RTL Boulevard is a daily television programme on the Dutch TV channel RTL 4. It was set up as a television equivalent of a tabloid, with a lot of airy subjects, news items and gossip about the stars, fashion and criminality.

== History ==

From the beginning in 2001, Beau van Erven Dorens was the main presenter. He was supported by his co-presenter Albert Verlinde and a daily rotating "expert". On 1 April 2005 Beau Van Erven Dorens moved to Talpa and Daphne Bunskoek (formerly a presenter of the morning program in the Netherlands Public Broadcasting) has taken over his place. When Daphne Bunskoek also left the show, she was replaced by Winston Gerschtanowitz and Humberto Tan.
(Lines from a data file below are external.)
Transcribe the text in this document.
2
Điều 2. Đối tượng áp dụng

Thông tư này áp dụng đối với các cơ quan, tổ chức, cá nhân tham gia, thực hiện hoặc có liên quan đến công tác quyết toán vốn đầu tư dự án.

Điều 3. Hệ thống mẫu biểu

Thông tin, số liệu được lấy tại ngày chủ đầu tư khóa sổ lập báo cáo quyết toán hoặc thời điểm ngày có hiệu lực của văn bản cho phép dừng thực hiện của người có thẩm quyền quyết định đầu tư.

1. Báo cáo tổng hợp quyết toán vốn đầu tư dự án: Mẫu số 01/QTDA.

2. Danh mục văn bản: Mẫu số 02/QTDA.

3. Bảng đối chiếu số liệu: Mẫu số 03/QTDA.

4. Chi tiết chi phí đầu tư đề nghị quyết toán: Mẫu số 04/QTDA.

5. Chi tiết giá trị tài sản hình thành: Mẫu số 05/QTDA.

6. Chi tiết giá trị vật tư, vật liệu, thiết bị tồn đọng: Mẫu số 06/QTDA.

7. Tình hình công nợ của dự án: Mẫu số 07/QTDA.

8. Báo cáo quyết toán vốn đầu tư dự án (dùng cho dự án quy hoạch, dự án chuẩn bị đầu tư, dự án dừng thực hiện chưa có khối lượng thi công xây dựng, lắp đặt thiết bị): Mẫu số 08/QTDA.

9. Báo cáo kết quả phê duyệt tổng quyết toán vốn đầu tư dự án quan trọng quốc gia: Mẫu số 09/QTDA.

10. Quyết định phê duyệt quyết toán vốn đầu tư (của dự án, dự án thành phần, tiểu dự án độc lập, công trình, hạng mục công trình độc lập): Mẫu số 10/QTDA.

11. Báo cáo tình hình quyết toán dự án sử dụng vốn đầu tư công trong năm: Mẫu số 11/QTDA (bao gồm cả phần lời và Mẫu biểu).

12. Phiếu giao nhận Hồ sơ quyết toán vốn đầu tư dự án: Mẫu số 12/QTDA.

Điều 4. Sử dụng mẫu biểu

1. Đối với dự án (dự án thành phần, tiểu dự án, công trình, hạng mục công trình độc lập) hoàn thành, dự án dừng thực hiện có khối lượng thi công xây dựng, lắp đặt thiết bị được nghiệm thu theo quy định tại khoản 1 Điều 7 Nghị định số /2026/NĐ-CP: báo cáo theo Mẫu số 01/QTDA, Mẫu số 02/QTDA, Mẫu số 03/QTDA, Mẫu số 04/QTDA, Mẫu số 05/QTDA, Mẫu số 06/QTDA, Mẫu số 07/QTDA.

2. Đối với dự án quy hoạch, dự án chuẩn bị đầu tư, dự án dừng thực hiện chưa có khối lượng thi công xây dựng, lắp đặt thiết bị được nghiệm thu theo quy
Regular returning co-presenters were/are:
- Fiona Hering (fashion/lifestyle)
- John van den Heuvel (crime)
- Irene van de Laar (fashion/lifestyle)
- Marc van der Linden (royalty)
- Abraham Moszkowicz (crime, law)
- Peter van der Vorst (royalty)
- Peter R. de Vries (crime)
- Marieke Elsinga

On 16 November 2006, Dutch prime-minister Jan-Peter Balkenende got his chance at executive editing and presenting the program, in the run-up to the 2006 general elections.

In December 2006 the show made headlines all over the world when Eddie Murphy told reporter Matthijs Kleyn the unborn baby of Mel B is not his. A blood test showed him wrong.

On 6 July 2021, Dutch investigative journalist and crime reporter Peter R. de Vries was shot in the head after leaving the television studio of RTL Boulevard in Amsterdam, Netherlands. The show's live broadcast of 9 July was cancelled due to concerns for an attack on the studio. The show of 10 July was cancelled by RTL Nederland. Since then, the show broadcasts from a studio located at Media Park in Hilversum, Netherlands. De Vries died on 15 July 2021.